We also identified CD46 as a receptor for Ad11p. Even so, CD46 does not appear to be a functional receptor for Ad7p. Both Ad7p and Ad11p attached to CD46-transfected Chinese hamster ovary (CHO) cells more efficiently than to control CHO cells. However, only Ad11p (selectively) infected CD46-transfected CHO cells. Anti-CD46 antibodies inhibited Ad7p and Ad11p from binding to, and Ad11p from infecting, CD46-transfected CHO cells. However, in human cells, anti-CD46 antibodies had an inhibitory effect only on Ad11p binding (~30%) but did not affect Ad7p binding. In binding experiments with EDTA, divalent cations and pretrypsinized cells, Ad11p and Ad7p showed the same pattern in their binding to CHO-CD46 cells as in the previous study. Since Ad7p interacted almost as efficiently with control CHO cells as with CHO-CD46 cells after addition of Mn2+, it seems that Ad7p mainly addressed an endogenously expressed hamster receptor on CHO-CD46, the properties of which resemble sBAR. In addition, Ad3p and Ad7p attach poorly to PBMCs and CD46 is expressed on all nucleated cells. Thus, CD46 appears to correspond to sB2AR rather than to sBAR.

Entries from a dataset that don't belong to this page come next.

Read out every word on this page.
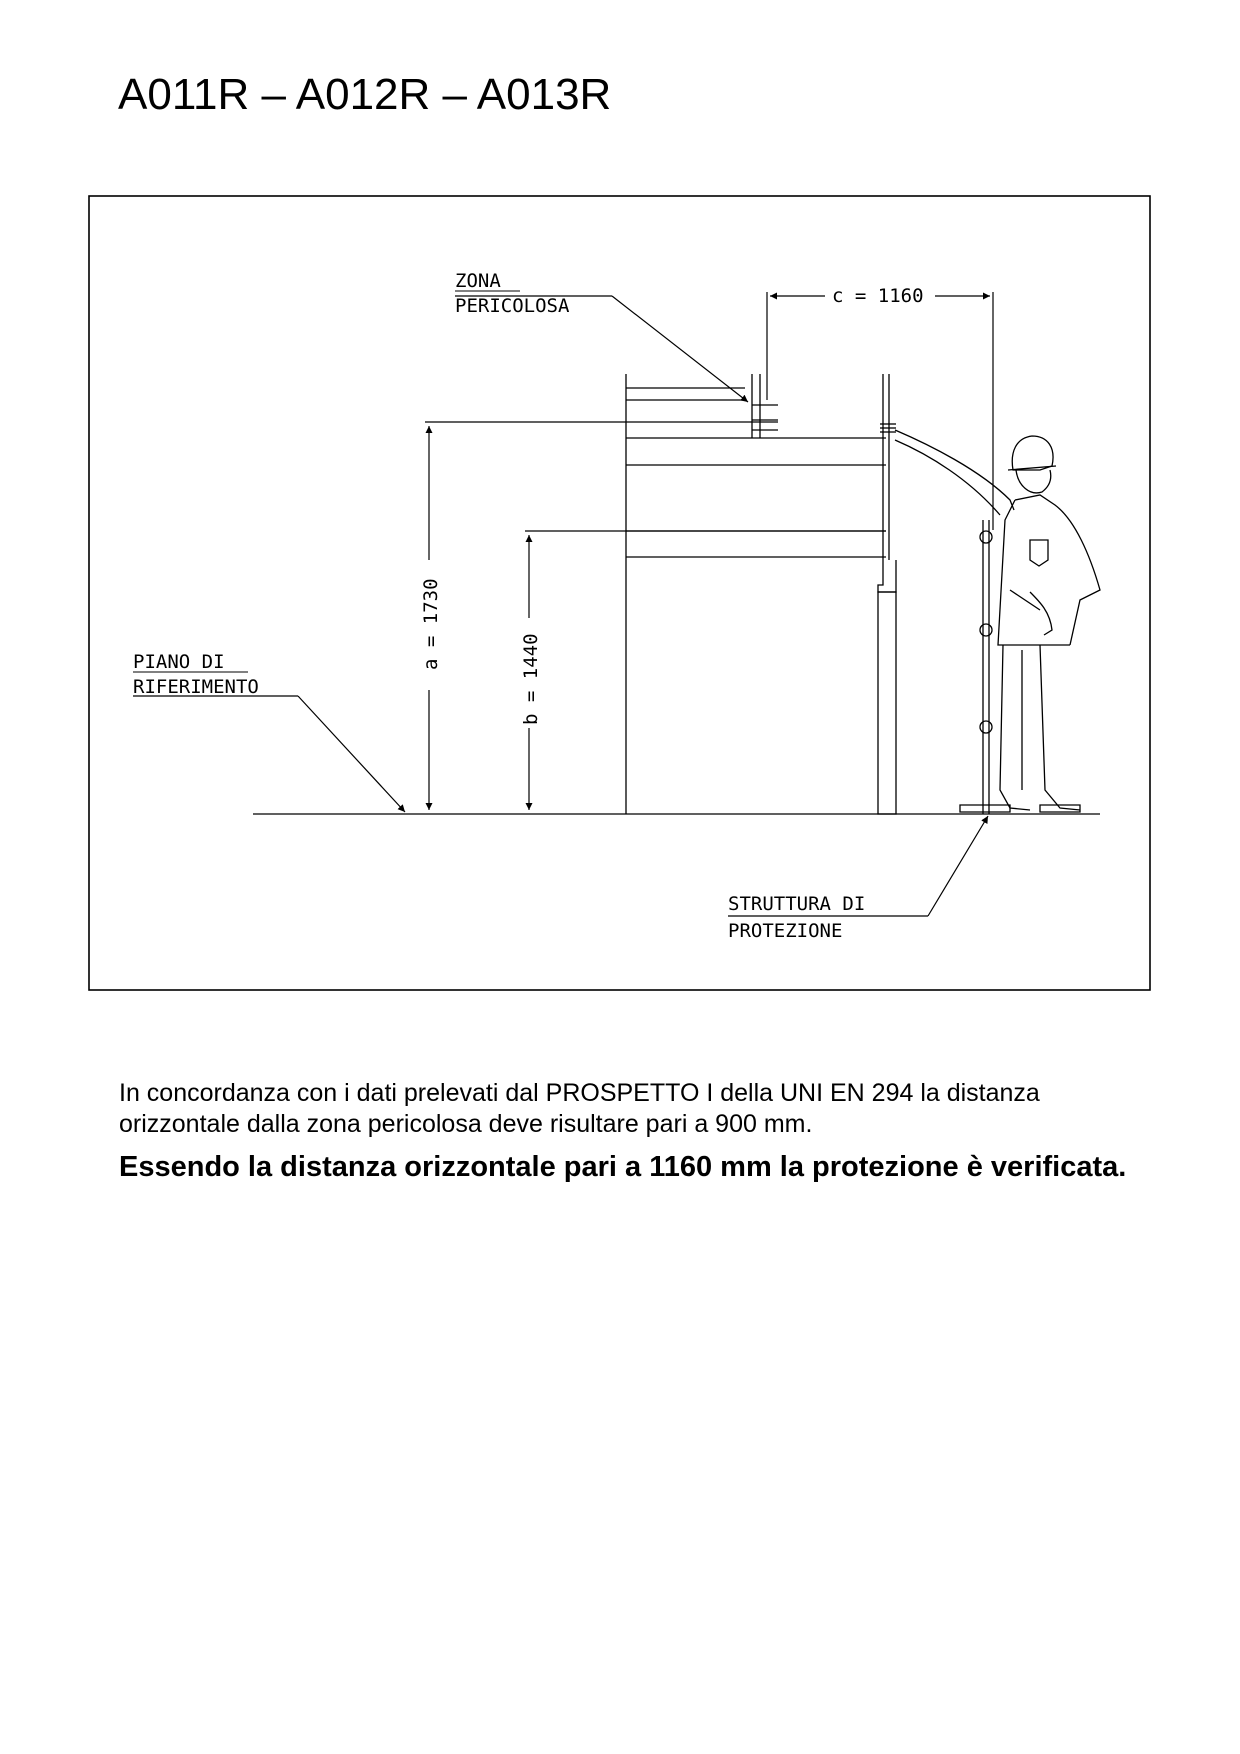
A011R – A012R – A013R
c = 1160
a = 1730
b = 1440
ZONA
PERICOLOSA
PIANO DI
RIFERIMENTO
STRUTTURA DI
PROTEZIONE

In concordanza con i dati prelevati dal PROSPETTO I della UNI EN 294 la distanza orizzontale dalla zona pericolosa deve risultare pari a 900 mm.

Essendo la distanza orizzontale pari a 1160 mm la protezione è verificata.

With these differences in receptor usage in mind, we studied the binding and infectious capacity of these species B Ads in various hematopoietic cells. We found that all species B serotypes bound efficiently to CD34+ hematopoietic stem cells (HSCs) and also productively infected HSCs. However, only the sB2AR binding Ad serotypes Ad11p and Ad35 could attach primary PBMCs efficiently. Our results regarding the subsequent steps in infection of PBMCs suggest that both Ad11p and Ad35 enter PBMCs and deliver viral DNA to the nuclei of most PBMC cell types. However, productive infections were only clearly detected in stimulated T-cells (most frequently) and monocytes, whereas Ad infection seemed eclipsed in unstimulated lymphocytes. Replication of Ad DNA seemed seriously impaired in at least T-cells, indicating limited production of infectious particles in PBMCs. The capacity of species C Ads to establish persistent infections in lymphatic tissues has been described previously. These Ads also persistently infect various transformed hematopoietic cell lines in vitro. Our studies indicate that replication of the species B2 Ads is also restricted in cells of hematopoietic origin (both in primary and transformed cells). Taken together, the results indicate that species B2 Ads (as compared to other Ads) seem to enter and infect most hematopoietic cells efficiently, which is in line with the persistent nature of these Ads. They would presumably act as suitable vectors for efficient transduction of most cells of hematopoietic origin, as has already been shown for e.g. HSCs and dendritic cells. The finding that replication of Ads in T-cells appears to depend on the level of T-cell activation, strengthens the hypothesis that T-cells may serve as a reservoir for human Ads and raises possible safety issues for usage of species B-based vectors in hematopoietic cells.